Updated: 2015-04-03 07:56
By Raymond Zhou(China Daily)
Wild elephants enjoy fun in the water in the forest in Yunnan province, one of the few habitats of the endangered species in China. Photo provided to China Daily
Natarajan Ishwaran has a special affinity for the Asian elephant. It roams wild in his country, Sri Lanka, where domesticated ones are used to take tourists around. He studied the animal through his doctoral program. Now he uses state-of-the-art technology to promote the conservation of natural habitats for them and other creatures.
All this from his Beijing office at International Centre on Space Technologies for Natural and Cultural Heritage, a United Nations agency, where he is a visiting professor.
Ishwaran served in UNESCO from 1986 to 2012. He is an expert on wildlife that also includes "small and less-known animals and plants", he says.
But he does not hide his preference for "the big ones" because they "give the inspiration for a much broader range of life to be conserved".
The Asian elephant is "a symbolic animal" and "an iconic species" just like the giant panda in China, Ishwaran says, adding that big animals are more difficult to keep than smaller ones whose spatial requirements are more modest.
Although China has many nature reserves, some aren't well protected while others have "intervening areas" that are used for farming and forestry and even include small towns.
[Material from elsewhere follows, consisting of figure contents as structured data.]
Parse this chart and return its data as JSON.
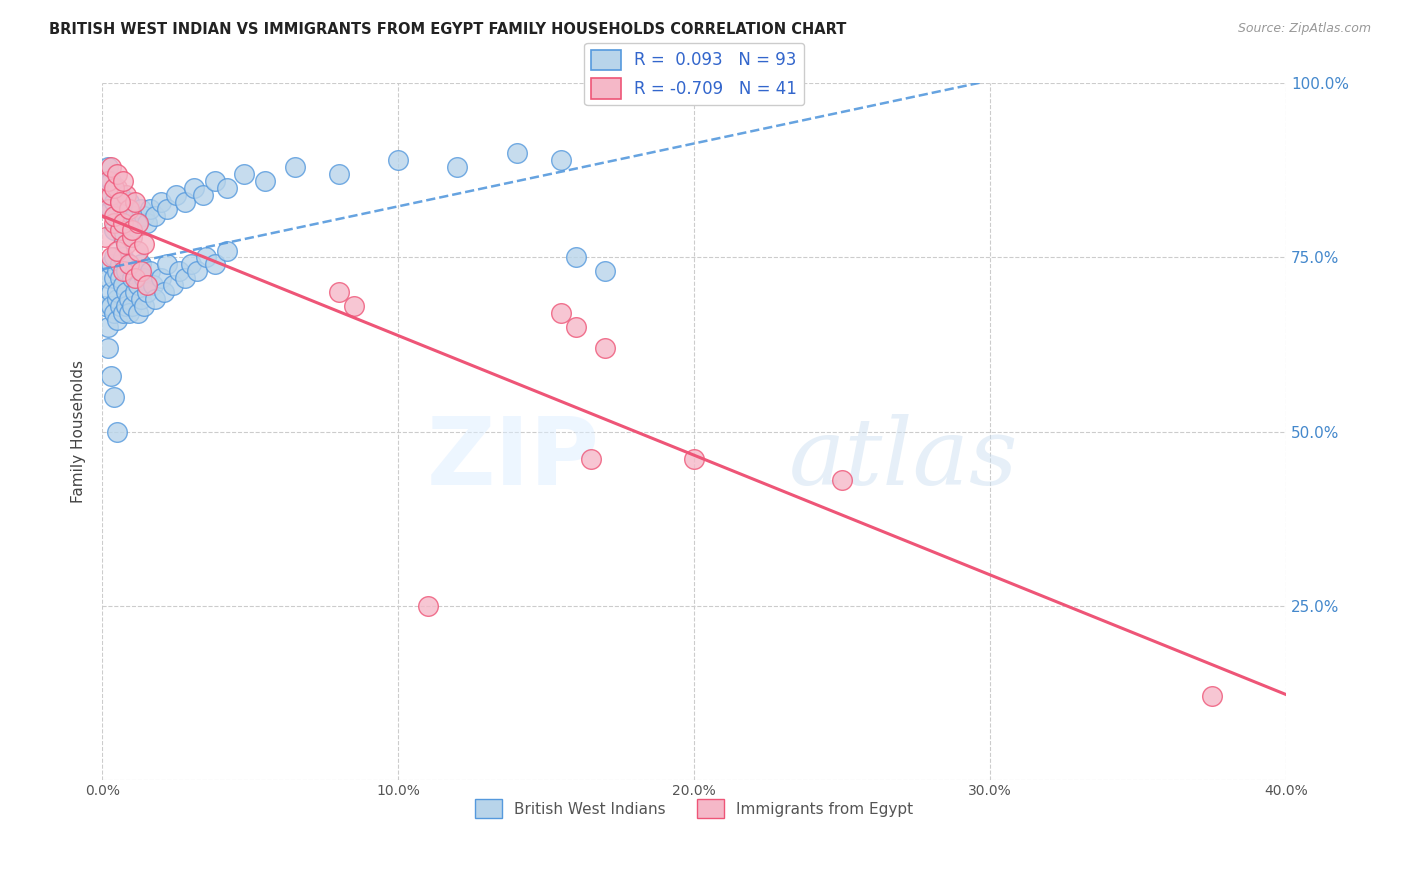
{
  "title": "BRITISH WEST INDIAN VS IMMIGRANTS FROM EGYPT FAMILY HOUSEHOLDS CORRELATION CHART",
  "source": "Source: ZipAtlas.com",
  "ylabel": "Family Households",
  "R_blue": 0.093,
  "N_blue": 93,
  "R_pink": -0.709,
  "N_pink": 41,
  "legend_label_blue": "British West Indians",
  "legend_label_pink": "Immigrants from Egypt",
  "blue_fill": "#b8d4ea",
  "pink_fill": "#f5b8c8",
  "blue_edge": "#5599dd",
  "pink_edge": "#ee5577",
  "blue_line_color": "#5599dd",
  "pink_line_color": "#ee5577",
  "watermark_zip": "ZIP",
  "watermark_atlas": "atlas",
  "xmin": 0.0,
  "xmax": 0.4,
  "ymin": 0.0,
  "ymax": 1.0,
  "seed": 77,
  "blue_x": [
    0.001,
    0.002,
    0.002,
    0.003,
    0.003,
    0.003,
    0.004,
    0.004,
    0.004,
    0.005,
    0.005,
    0.005,
    0.005,
    0.006,
    0.006,
    0.006,
    0.007,
    0.007,
    0.007,
    0.008,
    0.008,
    0.008,
    0.009,
    0.009,
    0.009,
    0.01,
    0.01,
    0.011,
    0.011,
    0.012,
    0.012,
    0.013,
    0.013,
    0.014,
    0.014,
    0.015,
    0.016,
    0.017,
    0.018,
    0.02,
    0.021,
    0.022,
    0.024,
    0.026,
    0.028,
    0.03,
    0.032,
    0.035,
    0.038,
    0.042,
    0.001,
    0.002,
    0.003,
    0.003,
    0.004,
    0.004,
    0.005,
    0.006,
    0.006,
    0.007,
    0.007,
    0.008,
    0.009,
    0.01,
    0.011,
    0.012,
    0.013,
    0.014,
    0.015,
    0.016,
    0.018,
    0.02,
    0.022,
    0.025,
    0.028,
    0.031,
    0.034,
    0.038,
    0.042,
    0.048,
    0.055,
    0.065,
    0.08,
    0.1,
    0.12,
    0.14,
    0.155,
    0.16,
    0.17,
    0.002,
    0.003,
    0.004,
    0.005
  ],
  "blue_y": [
    0.68,
    0.72,
    0.65,
    0.7,
    0.74,
    0.68,
    0.72,
    0.67,
    0.75,
    0.69,
    0.73,
    0.66,
    0.7,
    0.74,
    0.68,
    0.72,
    0.71,
    0.67,
    0.75,
    0.7,
    0.68,
    0.73,
    0.69,
    0.74,
    0.67,
    0.72,
    0.68,
    0.7,
    0.73,
    0.71,
    0.67,
    0.74,
    0.69,
    0.72,
    0.68,
    0.7,
    0.73,
    0.71,
    0.69,
    0.72,
    0.7,
    0.74,
    0.71,
    0.73,
    0.72,
    0.74,
    0.73,
    0.75,
    0.74,
    0.76,
    0.84,
    0.88,
    0.82,
    0.86,
    0.79,
    0.83,
    0.81,
    0.8,
    0.84,
    0.78,
    0.82,
    0.8,
    0.83,
    0.79,
    0.81,
    0.8,
    0.82,
    0.81,
    0.8,
    0.82,
    0.81,
    0.83,
    0.82,
    0.84,
    0.83,
    0.85,
    0.84,
    0.86,
    0.85,
    0.87,
    0.86,
    0.88,
    0.87,
    0.89,
    0.88,
    0.9,
    0.89,
    0.75,
    0.73,
    0.62,
    0.58,
    0.55,
    0.5
  ],
  "pink_x": [
    0.001,
    0.002,
    0.003,
    0.004,
    0.005,
    0.006,
    0.007,
    0.008,
    0.009,
    0.01,
    0.011,
    0.012,
    0.013,
    0.014,
    0.015,
    0.003,
    0.004,
    0.005,
    0.006,
    0.007,
    0.008,
    0.009,
    0.01,
    0.011,
    0.012,
    0.002,
    0.003,
    0.004,
    0.005,
    0.006,
    0.007,
    0.08,
    0.085,
    0.11,
    0.375,
    0.165,
    0.2,
    0.25,
    0.155,
    0.16,
    0.17
  ],
  "pink_y": [
    0.78,
    0.82,
    0.75,
    0.8,
    0.76,
    0.79,
    0.73,
    0.77,
    0.74,
    0.78,
    0.72,
    0.76,
    0.73,
    0.77,
    0.71,
    0.84,
    0.81,
    0.85,
    0.83,
    0.8,
    0.84,
    0.82,
    0.79,
    0.83,
    0.8,
    0.86,
    0.88,
    0.85,
    0.87,
    0.83,
    0.86,
    0.7,
    0.68,
    0.25,
    0.12,
    0.46,
    0.46,
    0.43,
    0.67,
    0.65,
    0.62
  ]
}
The requirements of people often become major challenges to biodiversity and the protection of big animals in particular.
"Wolong (in Sichuan province) alone is not enough to protect the giant panda", an animal that has been the symbol of World Wide Fund for Nature since its founding in 1961, he says.
Big animals also feature more prominently in local culture and economy. The Asian elephant has been used in wars, temples and the timber industry, he says, and in India, the elephant-faced deity Ganesha is worshipped. The challenge is especially acute in Asia, where the growth of the human population has put much pressure on open spaces.
Ishwaran, 63, however, isn't an activist who goes around carrying a plaque that reads, "no humans allowed".
Balancing development and conservation is case by case, he emphasizes. You cannot adopt the same protective measures in elephant country as in tiger territory. For one thing, elephants may come and raid your crops whereas tigers come to eat your chickens and goats!
Things like elephant raids are not a daily occurrence and there should be insurance and compensation schemes to offset financial losses suffered by local farmers, he suggests. But since China's elephant population is so low, there is no doubt in his mind that incidents like the occasional crop raid have little danger of upsetting the larger picture.
The big picture, of course, is that human activities are intruding into wildlife. The conflict has forced Ishwaran to think about the way agriculture is conducted, especially in Asian countries like China.
"Perhaps there are opportunities to reform the ways (in which) rural land is used," he says. "Perhaps you don't need to focus on the old way, small-scale agriculture but shift to the model of less land and higher productivity."